Bronze Entities in Medallion Architecture¶
Bronze entities are the initial stage of processed data in the Medallion Architecture. After data is ingested into the landing zone, it transitions to the bronze stage for preliminary cleaning and transformation. At this stage, duplicates are removed and basic formatting is applied, preparing the data for further enrichment and analysis in the silver and gold stages.
How bronze entities relate to landing zone entities¶
A single landing zone entity can be associated with multiple bronze entities. This flexible relationship enables efficient data processing and organization as data moves through the architecture.
Bronze entity values¶
Bronze entities support a range of configuration values.

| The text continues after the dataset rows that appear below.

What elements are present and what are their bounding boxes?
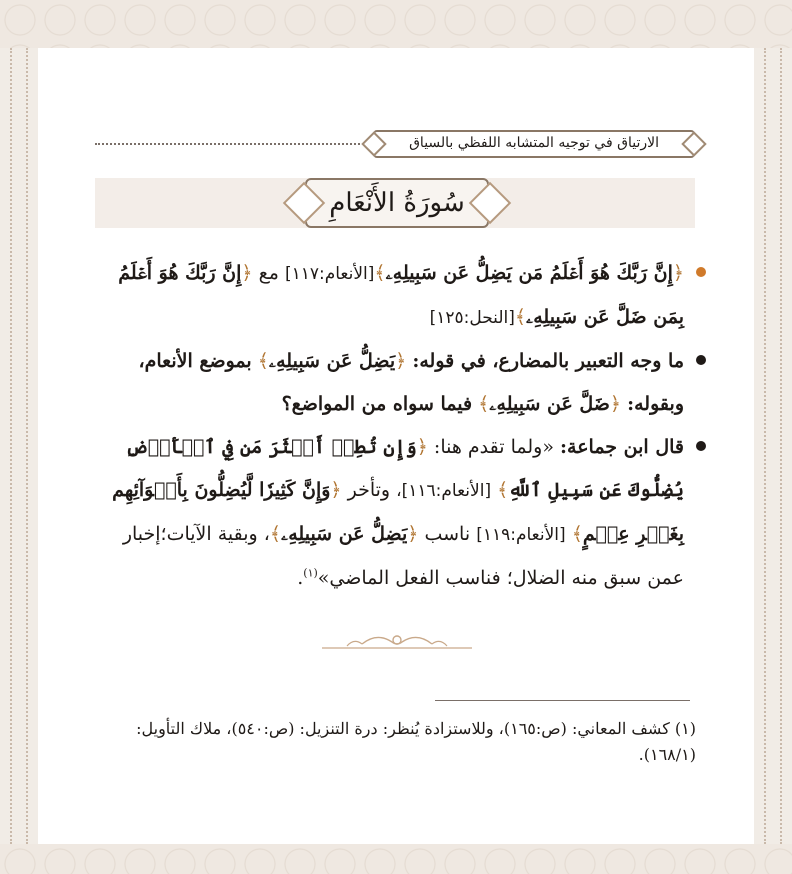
- bullet-icon: [696, 441, 706, 451]
- verse: إِنَّ رَبَّكَ هُوَ أَعۡلَمُ مَن يَضِلُّ عَن سَبِيلِهِۦ: [385, 262, 673, 284]
- sentence-end: .: [297, 567, 304, 589]
- left-dotted-border: [10, 48, 28, 844]
- verse: يَضِلُّ عَن سَبِيلِهِۦ: [268, 350, 396, 372]
- question-text: فيما سواه من المواضع؟: [281, 393, 473, 415]
- bullet-icon: [696, 355, 706, 365]
- verse-reference: [الأنعام:١١٩]: [476, 525, 566, 545]
- footnote-separator: [435, 700, 690, 701]
- ornament-divider: [322, 630, 472, 656]
- footnote-marker: (١): [303, 566, 318, 580]
- verse-reference: [الأنعام:١١٧]: [284, 264, 375, 284]
- main-text: [88, 252, 706, 600]
- verse-reference: [النحل:١٢٥]: [429, 308, 515, 328]
- quote-text: وتأخر: [347, 479, 391, 501]
- surah-title: سُورَةُ الأَنْعَامِ: [305, 178, 489, 228]
- surah-banner: [95, 178, 695, 228]
- list-item: قال ابن جماعة: «ولما تقدم هنا: ﴿وَإِن تُطِعۡ أَكۡثَرَ مَن فِي ٱلۡأَرۡضِ يُضِلُّوكَ عَن سَبِيلِ ٱللَّهِ﴾ [الأنعام:١١٦]، وتأخر ﴿وَإِنَّ كَثِيرٗا لَّيُضِلُّونَ بِأَهۡوَآئِهِم بِغَيۡرِ عِلۡمٍ﴾ [الأنعام:١١٩] ناسب ﴿يَضِلُّ عَن سَبِيلِهِۦ﴾، وبقية الآيات؛إخبار عمن سبق منه الضلال؛ فناسب الفعل الماضي»$^{(١)}$.: [88, 426, 706, 600]
- quote-text: ، وبقية الآيات؛إخبار عمن سبق منه الضلال؛ فناسب الفعل الماضي»: [122, 523, 684, 589]
- verse: وَإِنَّ كَثِيرٗا لَّيُضِلُّونَ بِأَهۡوَآئِهِم بِغَيۡرِ عِلۡمٍ: [112, 479, 684, 545]
- verse: إِنَّ رَبَّكَ هُوَ أَعۡلَمُ بِمَن ضَلَّ عَن سَبِيلِهِۦ: [118, 262, 684, 328]
- connector-text: مع: [258, 262, 279, 284]
- top-decorative-border: [0, 0, 792, 48]
- speaker-label: قال ابن جماعة:: [560, 436, 684, 458]
- verse: يَضِلُّ عَن سَبِيلِهِۦ: [281, 523, 408, 545]
- verse: وَإِن تُطِعۡ أَكۡثَرَ مَن فِي ٱلۡأَرۡضِ يُضِلُّوكَ عَن سَبِيلِ ٱللَّهِ: [125, 436, 684, 501]
- quote-text: «ولما تقدم هنا:: [433, 436, 554, 458]
- footnote-text: (١) كشف المعاني: (ص:١٦٥)، وللاستزادة يُنظر: درة التنزيل: (ص:٥٤٠)، ملاك التأويل: (١٦٨/١).: [136, 719, 696, 764]
- list-item: ﴿إِنَّ رَبَّكَ هُوَ أَعۡلَمُ مَن يَضِلُّ عَن سَبِيلِهِۦ﴾[الأنعام:١١٧] مع ﴿إِنَّ رَبَّكَ هُوَ أَعۡلَمُ بِمَن ضَلَّ عَن سَبِيلِهِۦ﴾[النحل:١٢٥]: [88, 252, 706, 340]
- list-item: ما وجه التعبير بالمضارع، في قوله: ﴿يَضِلُّ عَن سَبِيلِهِۦ﴾ بموضع الأنعام، وبقوله: ﴿ضَلَّ عَن سَبِيلِهِۦ﴾ فيما سواه من المواضع؟: [88, 340, 706, 426]
- quote-text: ناسب: [424, 523, 471, 545]
- bottom-decorative-border: [0, 844, 792, 874]
- right-dotted-border: [764, 48, 782, 844]
- verse: ضَلَّ عَن سَبِيلِهِۦ: [489, 393, 610, 415]
- running-title: الارتياق في توجيه المتشابه اللفظي بالسياق: [373, 130, 695, 158]
- bullet-icon: [696, 267, 706, 277]
- running-header: [95, 130, 695, 156]
- question-text: بموضع الأنعام، وبقوله:: [138, 350, 684, 415]
- verse-reference: [الأنعام:١١٦]،: [396, 481, 492, 501]
- question-text: ما وجه التعبير بالمضارع، في قوله:: [412, 350, 684, 372]
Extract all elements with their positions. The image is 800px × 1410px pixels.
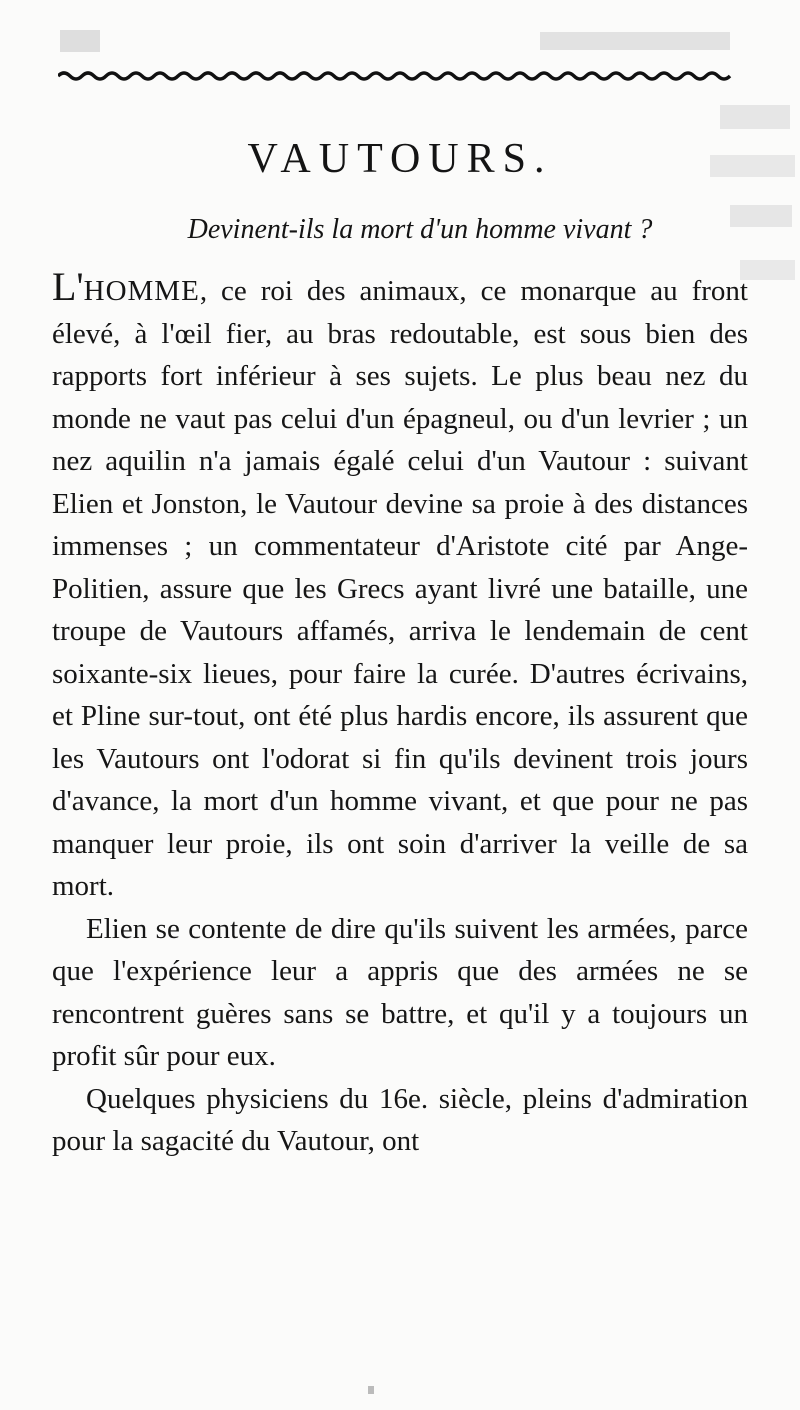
section-title: VAUTOURS. [247,136,553,182]
printer-mark [368,1386,374,1394]
ornamental-rule [58,68,736,82]
paragraph: Quelques physiciens du 16e. siècle, pleins d'admiration pour la sagacité du Vautour, ont [52,1082,748,1157]
opening-initial: L' [52,264,84,309]
paragraph-text: , ce roi des animaux, ce monarque au front élevé, à l'œil fier, au bras redoutable, est sous bien des rapports fort inférieur à ses sujets. Le plus beau nez du monde ne vaut pas celui d'un épagneul, ou d'un levrier ; un nez aquilin n'a jamais égalé celui d'un Vautour : suivant Elien et Jonston, le Vautour devine sa proie à des distances immenses ; un commentateur d'Aristote cité par Ange-Politien, assure que les Grecs ayant livré une bataille, une troupe de Vautours affamés, arriva le lendemain de cent soixante-six lieues, pour faire la curée. D'autres écrivains, et Pline sur-tout, ont été plus hardis encore, ils assurent que les Vautours ont l'odorat si fin qu'ils devinent trois jours d'avance, la mort d'un homme vivant, et que pour ne pas manquer leur proie, ils ont soin d'arriver la veille de sa mort. [52,275,748,902]
show-through-texture [60,22,740,71]
paragraph: Elien se contente de dire qu'ils suivent les armées, parce que l'expérience leur a appris que des armées ne se rencontrent guères sans se battre, et qu'il y a toujours un profit sûr pour eux. [52,912,748,1072]
opening-smallcaps: HOMME [83,275,200,307]
body-text [52,264,748,1163]
paragraph [52,264,748,908]
section-subtitle: Devinent-ils la mort d'un homme vivant ? [187,214,653,245]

The following tables describe the available options for each data source type.
All data source types¶
| Name | Description | Used for | Required | Default |
|---|---|---|---|---|
| timeout_total_in_seconds | Maximum duration for processing the entity (in seconds) | All Sources | No | 43200 |
| timeout_per_cell_in_seconds | Maximum duration for processing a notebook cell (in seconds) | All Sources | No | 1800 |
| valid_dq_deduplication_modes | Deduplication method if primary keys are insufficient | All Sources | No | none, other valid values: row, key |
TIP
For more information about the Data Quality options and examples, go to Data-Quality.
CSV data source types¶
| Name | Description | Used for | Required | Default |
|---|---|---|---|---|
| CompressionType | Compression type for CSV files | CSV Source | Yes, if CSV | none, valid: gzip, bzip2, lz4, snappy, deflate |
| ColumnDelimiter | Character used to separate columns | CSV Source | Yes, if CSV | ; |
| RowDelimiter | Character used to separate rows | CSV Source | Yes, if CSV | \r\n |
| EscapeCharacter | Character used for escaping | CSV Source | Yes, if CSV | \ |
| Encoding | Encoding format for the data | CSV Source | Yes, if CSV | UTF-8 |
| FirstRowIsHeader | Indicates if the first row contains headers | CSV Source | Yes, if CSV | 1 (0 = False, 1 = True) |
TIP
IfFirstRowIsHeaderisFalsethen the columns will be named_c0..._c99
JSON data source types¶
| Name | Description | Used for | Required | Default |
|---|---|---|---|---|
| Collection | Name of the collection to extract data from | JSON Source | No | |
| DateFormat | Format for date values (ISO-8601 by default) | JSON Source | No | |
| multiline | Indicates if the JSON contains multiline data | JSON Source | No | false |
TIP
For more information about the Entity values or examples, go to Collection and DateFormat.
Excel data source types¶
| Name | Description | Used for | Required | Default |
|---|---|---|---|---|
| SheetName | Name of the sheet containing the data | Excel Source | Yes, if Excel | |
| FirstRowIsHeader | Row number where the header is located | Excel Source | Yes, if Excel | 1 |
| ColumnRange | Range of columns to extract | Excel Source | Yes, if Excel | A:E |
| RowsRange | Range of rows to extract | Excel Source | Yes, if Excel | ALL |
| NaValues | Strings to treat as null values | Excel Source | No | NONE |
| Thousands | Character used as thousands separator | Excel Source | No | |
| Decimal | Character used as decimal separator | Excel Source | No | , |
| Comment | Rows containing comments to exclude | Excel Source | No | |
| SkipRows | Rows to skip | Excel Source | No |
How to create a bronze entity¶
To create a bronze entity:
- Use the Entity Wizard.
- Alternatively, create an entity directly from the landing zone entities panel.